Some efforts have been done in RFC 3739, the IETF Qualified Certificate X.509 profile, by allowing issuers to define an object identifier (OID) that would define the semantics of attributes. The problem is that all viewers would have to learn all these OIDs by manual configuration, and that is to hard.
RFC 3709 introduced graphical elements such as Community Logo, Issuer Logo and Subject Logo. The interest in using these graphical images has been significant but implementation has been slow. This solution still leaves the UI maker with unsolved issues, such as knowing what attributes to display and how to label them correctly (to write out what type of information a certain attribute really contains).
Ideas have been discussed to make one big certificate image that could contain all relevant information for a human viewer, as this of course would be the simplest solution. The problem has been the lack of a good open and standardized generic format to present a scalable image with textual and graphical elements that would be displayed uniformly over all platforms. Until the Portable Document Format became an international standard in 2008 (ISO32000:1-2008)

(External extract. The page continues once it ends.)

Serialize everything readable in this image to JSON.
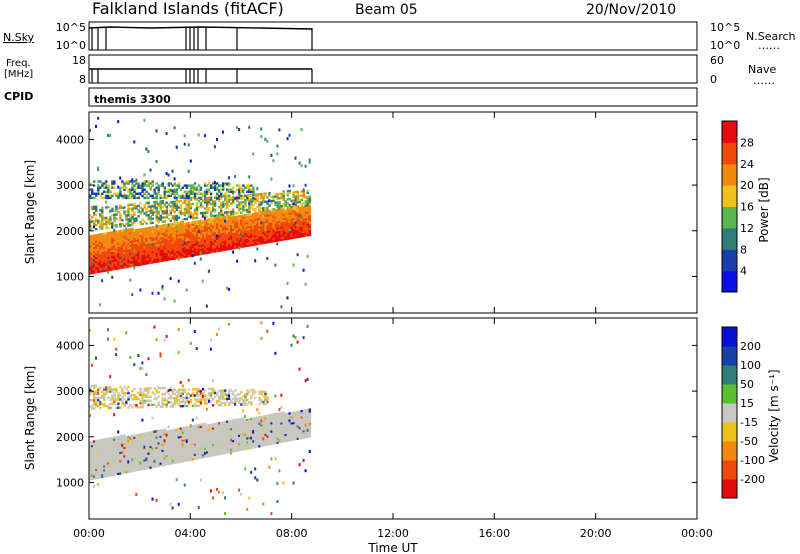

This has lead to a new and intensified effort to once and for all solve this long going and yet unsolved problem by writing a new standard in the Internet Engineering Task Force (IETF). The current editorial team includes representatives from VeriSign and Adobe as well as original editors of the past standards efforts.
The basic idea for this new and very simple standard is to allow a certificate issuer (CA) to design a complete visual representation of a certificate in one combined image file. The standard features the use of PDF as format for that visual representation but is extensible to allow any current or future visual representation format. This “Certificate Image” is then bound to the certificate signature by including a hash over the certificate image in the certificate together with a URI, identifying the location of the image.
The visual representation must be designed to represent a complete visual representation through which the typical user (viewer) will understand the major aspects of the certificate:
- Certificate type (the type and purpose of this electronic identity token)
- Certificate Issuer
- Certificate Subject
The issuer is free to use any combination of graphical and textual elements in various colours. It may include branding marks, logotypes and other graphical design elements as well as textual labels expressed in various languages. Each certificate image can be marked with a language code to allow the viewing application to retrieve he image matching the client’s current language configuration.
The logic deployed by the certificate viewing application is extremely simple as it simply involves raw display of a signed image file (in the form of a FDF document or other suitable image format) once the certificate has been adequately validated. This is simple enough to allow virtually any application to display a certificate image when relevant, such as when connecting to a secure web server or validating the signature on signed software.
The response to this standards effort has been extremely positive and promising with serious discussions with the global community of certificate issuers and certificate viewing platforms. One thing seems clear. If we can find a working solution to this problem, acceptable to all major market players, then we would truly bring electronic identification to a new level.